We’ve just launched a project called “BayBayan” for the Cultural Centre of the Philippines’s 50th anniversary. The project revolves around the creation of the CCP’s very own font, which is a combination of the modern Roman alphabet and the country’s ancient writing script called Baybayin. The project hopes to educate and inform a growing youth segment distracted by pop culture and social media.
These days, more clients are serious about bringing more value beyond sale and awareness to consumers. Brands are now into meaningful messages beyond the sell – that’s what excites me the most at the moment.
The Philippines has such a rich history of creativity.

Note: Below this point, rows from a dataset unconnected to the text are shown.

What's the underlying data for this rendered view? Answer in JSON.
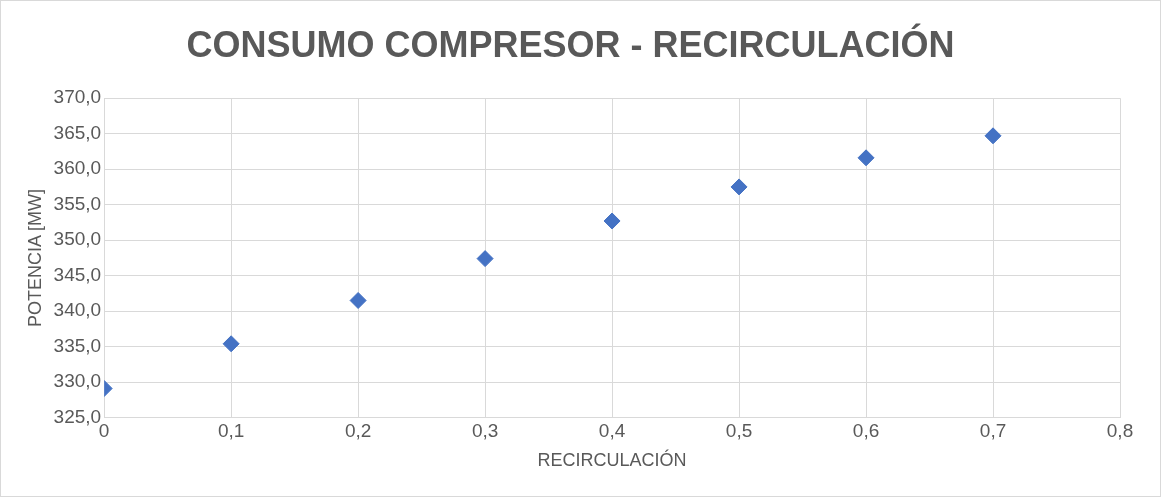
{
  "chart_data": {
    "type": "scatter",
    "title": "CONSUMO COMPRESOR - RECIRCULACIÓN",
    "xlabel": "RECIRCULACIÓN",
    "ylabel": "POTENCIA [MW]",
    "x": [
      0,
      0.1,
      0.2,
      0.3,
      0.4,
      0.5,
      0.6,
      0.7
    ],
    "series": [
      {
        "color": "#4472c4",
        "values": [
          329.1,
          335.4,
          341.5,
          347.4,
          352.7,
          357.5,
          361.6,
          364.7
        ]
      }
    ],
    "xlim": [
      0,
      0.8
    ],
    "xticks": [
      0,
      {
        "value": 0.1,
        "label": "0,1"
      },
      {
        "value": 0.2,
        "label": "0,2"
      },
      {
        "value": 0.3,
        "label": "0,3"
      },
      {
        "value": 0.4,
        "label": "0,4"
      },
      {
        "value": 0.5,
        "label": "0,5"
      },
      {
        "value": 0.6,
        "label": "0,6"
      },
      {
        "value": 0.7,
        "label": "0,7"
      },
      {
        "value": 0.8,
        "label": "0,8"
      }
    ],
    "ylim": [
      325,
      370
    ],
    "yticks": [
      {
        "value": 325,
        "label": "325,0"
      },
      {
        "value": 330,
        "label": "330,0"
      },
      {
        "value": 335,
        "label": "335,0"
      },
      {
        "value": 340,
        "label": "340,0"
      },
      {
        "value": 345,
        "label": "345,0"
      },
      {
        "value": 350,
        "label": "350,0"
      },
      {
        "value": 355,
        "label": "355,0"
      },
      {
        "value": 360,
        "label": "360,0"
      },
      {
        "value": 365,
        "label": "365,0"
      },
      {
        "value": 370,
        "label": "370,0"
      }
    ],
    "grid": true,
    "legend": false,
    "marker": "diamond"
  }
}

Can you tell us a little about the creative culture in the Philippines?
We have a very vibrant culture that intersects the West and East, having the Chinese and Arabs as trade partners long before we were colonized by Spain for more than 300 years (making Catholicism ingrained into our values); spent 50 or so years with America, followed by the Japanese during the second world war.
We are composed of several thousand islands with hundreds of dialects, traditions and celebrations. Geographically situated at the Pacific Rim, the country is used to natural calamities with at least a dozen typhoons ever year and earthquakes, making us not only a resilient people but one that can smile at or laugh off a tragedy.
I suppose the creativity comes from all that – the openness to other cultures, 7,100 islands of riotous fiestas and the resourcefulness and sense of humor when faced with adversity.